Zur Erinnerung an den unvergesslichen „Ratze-Kieler" Ruderachter
In einer Saison, in der der Deutsche Ruderverband mit einem "Projekt-Achter" experimentiert, ist es ein geeigneter Zeitpunkt, an eine Crew zu erinnern, die vor 50 Jahren ihren Siegeszug bei allen großen damaligen Regatten begann.

17.08.2009

Es war bei den Europameisterschaften am 23. August 1959 auf der Saone bei Macon in Südfrankreich, als dem deutschen Rudersport der bis dahin größte Triumph seit den Olympischen Spielen 1936 in Berlin gelang: In sechs von sieben Bootsklassen hatten sich die Ruderer des DRV für das Finale qualifiziert und gewannen dann in den Endläufen vier Gold- und zwei Silbermedaillen.
Acht Kieler Studenten vom Ratzeburger RC und von Ditmarsia Kiel, alle zwischen 22 und 23 Jahre alt und trainiert von den beiden Studienräten Karl Wiepcke (Kiel) und Karl Adam (Ratzeburg), die bereits in unterschiedlichen Zusammensetzungen in kleineren Bootsklassen in den Vorjahren deutsche und internationale Titel gewonnen hatten, starteten 1959 dann gemeinsam im Achter und blieben bereits vor der EM in acht großen Regatten unbesiegt. In der endgültigen Besetzung mit Hans Lenk (dem späteren Universitätsprofessor und Weltpräsidenten der Philosophen), Klaus Bittner, Karl-Heinz Hopp, Moritz von Groddeck, Kraft Schepke, Frank Schepke, Walter Schröder, Manfred Rulffs und Steuermann Willi Padge gewannen die „Ratze-Kieler" 1959 überlegen die Deutsche Meisterschaft und die EM-Qualifikation.

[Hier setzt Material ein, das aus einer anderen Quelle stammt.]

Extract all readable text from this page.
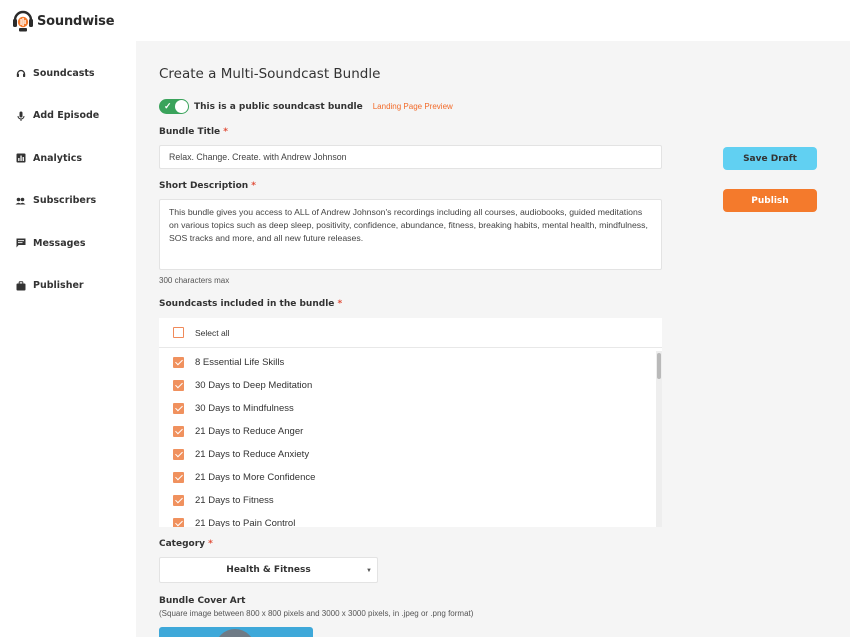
Soundwise
Soundcasts
Add Episode
Analytics
Subscribers
Messages
Publisher
Create a Multi-Soundcast Bundle
✓ This is a public soundcast bundle Landing Page Preview
Bundle Title *
Relax. Change. Create. with Andrew Johnson
Short Description *
This bundle gives you access to ALL of Andrew Johnson's recordings including all courses, audiobooks, guided meditations on various topics such as deep sleep, positivity, confidence, abundance, fitness, breaking habits, mental health, mindfulness, SOS tracks and more, and all new future releases.
300 characters max
Soundcasts included in the bundle *
Select all
8 Essential Life Skills
30 Days to Deep Meditation
30 Days to Mindfulness
21 Days to Reduce Anger
21 Days to Reduce Anxiety
21 Days to More Confidence
21 Days to Fitness
21 Days to Pain Control
Category *
Health & Fitness	▼
Bundle Cover Art
(Square image between 800 x 800 pixels and 3000 x 3000 pixels, in .jpeg or .png format)
Save Draft
Publish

Im Finale in Macon legten die Norddeutschen dann im Höllentempo los, hatten bei der Hälfte der Strecke (1000 m) bereits anderthalb Längen Vorsprung vor dem Boot der Sowjetunion und gewannen schließlich in neuer Rekordzeit von 5:51,71 Minuten mit über 50 Metern Vorsprung vor der Tschechoslowakei und der UdSSR. Die Presse nicht nur in Deutschland schrieb von einem „Wunder von Macon". Der „Deutschlandachter" wurde später in der Bundesrepublik zur „Mannschaft des Jahres" gewählt und vom Bundespräsidenten mit dem Silbernen Lorbeerblatt ausgezeichnet.
Diese Renngemeinschaft Kiel - Ratzeburg, oft auch der „Adam-Achter" genannt, beendete alle ihre Starts siegreich und durchbrach mit dem Gewinn der Goldmedaille bei den Olympischen Spielen 1960 in Rom die vierzigjährige Vorherrschaft der USA-Ruderer in dieser Disziplin. Das gesamte Team traf sich zum letzten Male in kompletter Besetzung zum 40jährigen Jubiläum des römischen Olympiasieges anlässlich der EXPO 200 in Hannover und ruderte noch einmal gemeinsam in einem Achter auf dem Maschsee. Zwischenzeitlich sind Karl-Heinz Hopp und Manfred Rulffs verstorben und können 2010 beim 50jährigen Jubiläumstreffen leider nicht mehr dabei sein.
„Wir sind bis heute eine Gemeinschaft von Kameraden und Freunden geblieben", so der heute in Kiel-Laboe heimisch gewordene 75jährige Kraft Schepke, "und treffen uns jedes Jahr, wann immer eine passende rudersportliche Gelegenheit dazu besteht“.
Nicht vergessen werden sollen in diesem Rückblick natürlich die drei anderen siegreichen deutschen Boote bei den Europameisterschaften 1959 in Macon: Im Zweier mit Steuermann wiederholten die Marler Riekemann/Berendes ihren Vorjahreserfolg, im Zweier ohne Steuermann sorgten die Ratzeburger Kliefoth/Kruse für eine erfreuliche Überraschung, und sogar mit drei Längen Vorsprung vor Holland legte der Düsseldorfer Germania-Vierer einen tollen Start - Ziel-Sieg in der Besetzung Dr. Heß/Cintl/Effertz/Wegner und Steuermann Obst hin. Der damals 26jährige Dr. Claus Heß, der im Jahr zuvor in Würzburg promoviert hatte, und später zahlreiche Führungsämter im deutschen Sport wahrnahm, wurde 1966 mit 33 Jahren als Nachfolger von Dr. Walter Wülfing jüngster Präsident eines deutschen Sportverbandes. Bis 1983 führte er den Deutschen Ruderverband als einen der erfolgreichsten deutschen Sportverbände.